The Massachusetts Trade Secrets Act (MUTSA) defines a trade secret as any information, tangible or intangible, that provides an economic advantage by not being generally known or readily ascertainable. Examples of trade secrets include proprietary information about a business or its products that are not available to the public such as formulas, recipes, programs, patterns or processes.
Generally, if the information is something that other people can learn by being in the industry, it is not a trade secret. A customer list, for instance, may be readily ascertainable and not qualify as a trade secret if the contact information can be found online.
Filing a trade secret misappropriation claim
Misappropriation occurs when an employee obtains the secret by illegal and unethical means, such as violating their confidentiality agreement, and then discloses it to a third party who should not have access to it.
However, it can be costly, especially for a startup, to sue an individual or company for trade secret misappropriation. Employers should take preventive measures to safeguard trade secrets before there is any risk of misappropriation.

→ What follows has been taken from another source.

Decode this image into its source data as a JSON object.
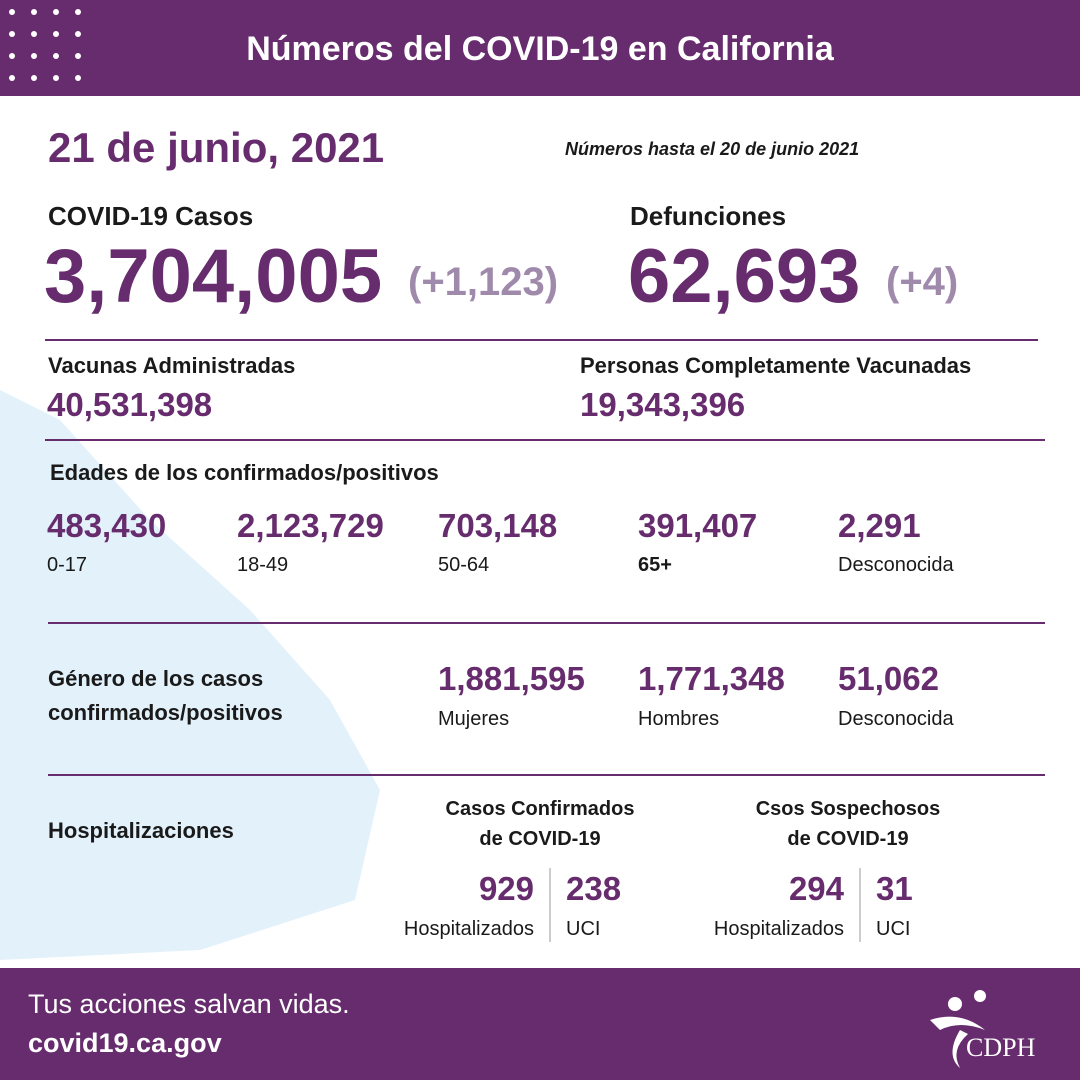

Preserving trade secrets when offboarding employees
Inappropriate disclosure of trade secrets is most likely to occur when an employee is transitioning to a new workplace. There are two simple ways to mitigate this risk when offboarding an employee:
The first is to remind the employee about the confidentiality agreement they signed during the leave interview or upon resignation. While it may not completely deter the employee from revealing your secrets, the threat of legal action should make them think twice.
The second is to retrieve all company equipment immediately. Specify a timeframe by which they must return the equipment and remove the employee’s access to company devices and databases to reduce the risk of data theft.
Taking preventative measures to safeguard your business’s most valuable assets is an excellent way to accelerate growth and maintain a competitive edge. If you need advice on what methods you should be using, a business attorney may be a good resource to tap into.